Tartus es una ciudad hermosa en el sur de la costa de Siria. Nunca imaginé que estaríamos entrando en un lugar con gente tan linda y con costumbres tan familiares para mi, como Argentina.
El ómnibus nos dejó en un boulevard ancho y nos tomamos unos minutos para mirar el mapa y adivinar en qué dirección teníamos que caminar. Unas cuadras después una señora mayor comenzó a gritarnos "Vení, Vení!", en Español???
Por unos segundos mi cerebro se congeló y le pregunté, "Me está hablando en español?" a lo que me contesto "Si! Argentina yo! Vení! Sentate!" casi como con un acento gitano. Eran dos hermanas y un hermano. Todos habían nacido en Siria pero habían pasado la mayor parte de sus vidas en Argentina y decidieron volver a su Tartus natal para pasar sus últimos años de vida, todos están en sus ochenta y algo. Luego de pasar un largo rato con ellos y escuchando sus historias, decidimos seguir camino en busca de un hotel.
Cuando íbamos a cenar, un chico joven muy agradable se nos acercó para preguntarnos si necesitábamos ayuda y eso terminó en una linda cena para tres y en varios encuentros con él y su grupo fantástico de amigos para tomar nada mas y nada menos que ... mate!!! Toda esta experiencia por momentos parecía irreal.
Caminamos las lindas callecitas de esta ciudad que es elegida por muchos de la zona para vacacionar en verano, que tiene muy buenas heladerías, muchos negocios de shwarma (el doner kebab en Turquía) y muchos bares al descubierto donde todos se sientan durante los atardeceres para fumar el narguile o "shisha" (pipa de agua) y socializar.
Visitamos la Isla de Arwad y caminamos por la vieja fortaleza, volviendo a Tartus por ferry, escoltados por las montañas de Lebanon a unos pocos kilómetros hacia la izquierda, mientras disfrutábamos de otro magnífico atardecer Sirio sobre el océano.
La gente nos paraba en las calles para darnos sus números de teléfono en caso de que necesitáramos cualquier tipo de ayuda, y sólo para ser más que cautos dijimos que ambos eramos Argentinos, en caso de que alguien sea más que sensible al hecho de que Bush sumó a Siria a los que componen el "Eje del Mal" (Corea del Norte, Irak e Irán).

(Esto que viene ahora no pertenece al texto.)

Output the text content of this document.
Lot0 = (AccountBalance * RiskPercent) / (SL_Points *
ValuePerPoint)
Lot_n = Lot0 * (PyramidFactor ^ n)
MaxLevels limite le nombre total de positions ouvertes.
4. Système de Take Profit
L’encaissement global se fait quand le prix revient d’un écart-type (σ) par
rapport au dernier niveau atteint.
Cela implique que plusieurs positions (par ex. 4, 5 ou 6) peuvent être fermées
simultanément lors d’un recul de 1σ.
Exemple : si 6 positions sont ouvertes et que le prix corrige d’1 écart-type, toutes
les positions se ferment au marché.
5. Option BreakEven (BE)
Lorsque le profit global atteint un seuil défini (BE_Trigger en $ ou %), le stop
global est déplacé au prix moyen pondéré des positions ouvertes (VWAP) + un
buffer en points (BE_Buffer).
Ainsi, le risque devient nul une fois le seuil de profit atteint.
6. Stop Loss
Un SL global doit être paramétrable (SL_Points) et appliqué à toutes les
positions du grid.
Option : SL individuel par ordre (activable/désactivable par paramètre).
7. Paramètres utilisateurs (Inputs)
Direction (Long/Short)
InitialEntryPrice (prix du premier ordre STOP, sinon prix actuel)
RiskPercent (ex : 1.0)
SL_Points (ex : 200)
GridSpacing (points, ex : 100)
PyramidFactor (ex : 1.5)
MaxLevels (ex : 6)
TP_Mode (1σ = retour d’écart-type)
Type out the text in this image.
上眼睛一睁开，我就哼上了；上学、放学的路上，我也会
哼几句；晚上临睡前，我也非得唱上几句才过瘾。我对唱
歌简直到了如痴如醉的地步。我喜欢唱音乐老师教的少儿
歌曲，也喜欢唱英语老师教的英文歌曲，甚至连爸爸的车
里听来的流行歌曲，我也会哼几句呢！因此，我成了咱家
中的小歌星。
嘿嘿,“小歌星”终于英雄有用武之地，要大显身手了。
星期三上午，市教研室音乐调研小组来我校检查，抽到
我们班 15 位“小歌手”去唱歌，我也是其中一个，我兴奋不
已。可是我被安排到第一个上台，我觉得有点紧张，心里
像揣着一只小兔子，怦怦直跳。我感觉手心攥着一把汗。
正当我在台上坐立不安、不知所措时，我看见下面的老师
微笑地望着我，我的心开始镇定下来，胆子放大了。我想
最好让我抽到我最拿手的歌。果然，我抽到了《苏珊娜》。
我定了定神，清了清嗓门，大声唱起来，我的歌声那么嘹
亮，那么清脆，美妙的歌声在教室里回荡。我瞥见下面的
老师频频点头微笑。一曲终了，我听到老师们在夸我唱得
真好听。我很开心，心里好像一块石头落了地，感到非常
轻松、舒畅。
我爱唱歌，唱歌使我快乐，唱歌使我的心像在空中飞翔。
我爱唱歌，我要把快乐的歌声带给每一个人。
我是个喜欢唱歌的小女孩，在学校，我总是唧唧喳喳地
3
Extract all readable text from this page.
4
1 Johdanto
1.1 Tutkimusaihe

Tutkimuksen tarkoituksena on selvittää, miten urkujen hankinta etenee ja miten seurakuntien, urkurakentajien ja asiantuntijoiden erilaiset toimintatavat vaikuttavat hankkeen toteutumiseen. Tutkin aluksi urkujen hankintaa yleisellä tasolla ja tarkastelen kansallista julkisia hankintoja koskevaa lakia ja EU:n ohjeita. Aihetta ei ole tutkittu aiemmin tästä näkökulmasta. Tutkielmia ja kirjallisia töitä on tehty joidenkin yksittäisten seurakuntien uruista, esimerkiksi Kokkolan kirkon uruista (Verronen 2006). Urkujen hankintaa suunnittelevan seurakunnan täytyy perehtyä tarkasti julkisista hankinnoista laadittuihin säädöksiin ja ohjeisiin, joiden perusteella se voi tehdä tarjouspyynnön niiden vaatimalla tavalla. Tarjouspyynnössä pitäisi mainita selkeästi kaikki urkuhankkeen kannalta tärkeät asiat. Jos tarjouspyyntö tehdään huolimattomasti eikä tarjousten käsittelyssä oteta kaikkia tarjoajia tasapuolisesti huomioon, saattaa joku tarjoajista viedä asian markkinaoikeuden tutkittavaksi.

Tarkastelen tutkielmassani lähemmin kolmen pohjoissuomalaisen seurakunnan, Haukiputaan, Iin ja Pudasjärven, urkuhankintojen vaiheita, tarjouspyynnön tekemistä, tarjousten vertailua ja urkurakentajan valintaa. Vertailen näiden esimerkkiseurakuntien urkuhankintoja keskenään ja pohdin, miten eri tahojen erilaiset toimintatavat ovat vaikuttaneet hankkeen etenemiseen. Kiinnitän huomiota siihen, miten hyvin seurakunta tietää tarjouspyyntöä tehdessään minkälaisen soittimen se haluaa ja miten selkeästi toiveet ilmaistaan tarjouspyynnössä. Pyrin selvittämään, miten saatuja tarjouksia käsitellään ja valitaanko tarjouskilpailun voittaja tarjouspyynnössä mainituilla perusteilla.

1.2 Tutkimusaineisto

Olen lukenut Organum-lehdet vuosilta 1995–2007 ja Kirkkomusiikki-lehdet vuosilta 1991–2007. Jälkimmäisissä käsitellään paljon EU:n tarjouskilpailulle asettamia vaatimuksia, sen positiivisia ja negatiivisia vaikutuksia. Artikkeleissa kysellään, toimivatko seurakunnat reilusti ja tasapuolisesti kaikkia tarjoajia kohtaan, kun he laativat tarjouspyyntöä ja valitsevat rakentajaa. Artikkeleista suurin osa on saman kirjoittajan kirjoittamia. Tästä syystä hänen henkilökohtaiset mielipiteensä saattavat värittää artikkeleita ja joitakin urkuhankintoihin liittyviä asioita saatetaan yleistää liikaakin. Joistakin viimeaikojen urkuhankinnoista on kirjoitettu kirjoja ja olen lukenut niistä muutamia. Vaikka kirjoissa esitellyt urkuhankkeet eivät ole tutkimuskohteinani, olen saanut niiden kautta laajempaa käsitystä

En Tartus encontramos extrema bondad en sus habitantes y nuevamente nos encontramos quedándonos más días de lo previsto, solo para pasar tiempo con la gente.
Visitamos el "Crac de los Caballeros", un castillo espectacular de las épocas de las cruzadas que data de más de 800 años y que según T. E. Lawrence (Lawrence de Arabia) es "el mejor castillo del mundo". El ómnibus nos dejó en el cruce y tuvimos suerte de encontrar un taxi cerca que nos llevó hasta la cima de la montaña. Hicimos "dedo" para regresar a Tartus justo a tiempo para encontrarnos con Hamza, un chico local que contactamos a través de "Couchsurfing".
Tartus es un lugar hermoso y la tranquilidad del lugar, sumado a lo bienvenidos que fuimos por los locales, nos permitió relajarnos y disfrutar y al mismo tiempo aprender mucho sobre el país y su cultura. Definitivamente lo disfrutamos mucho.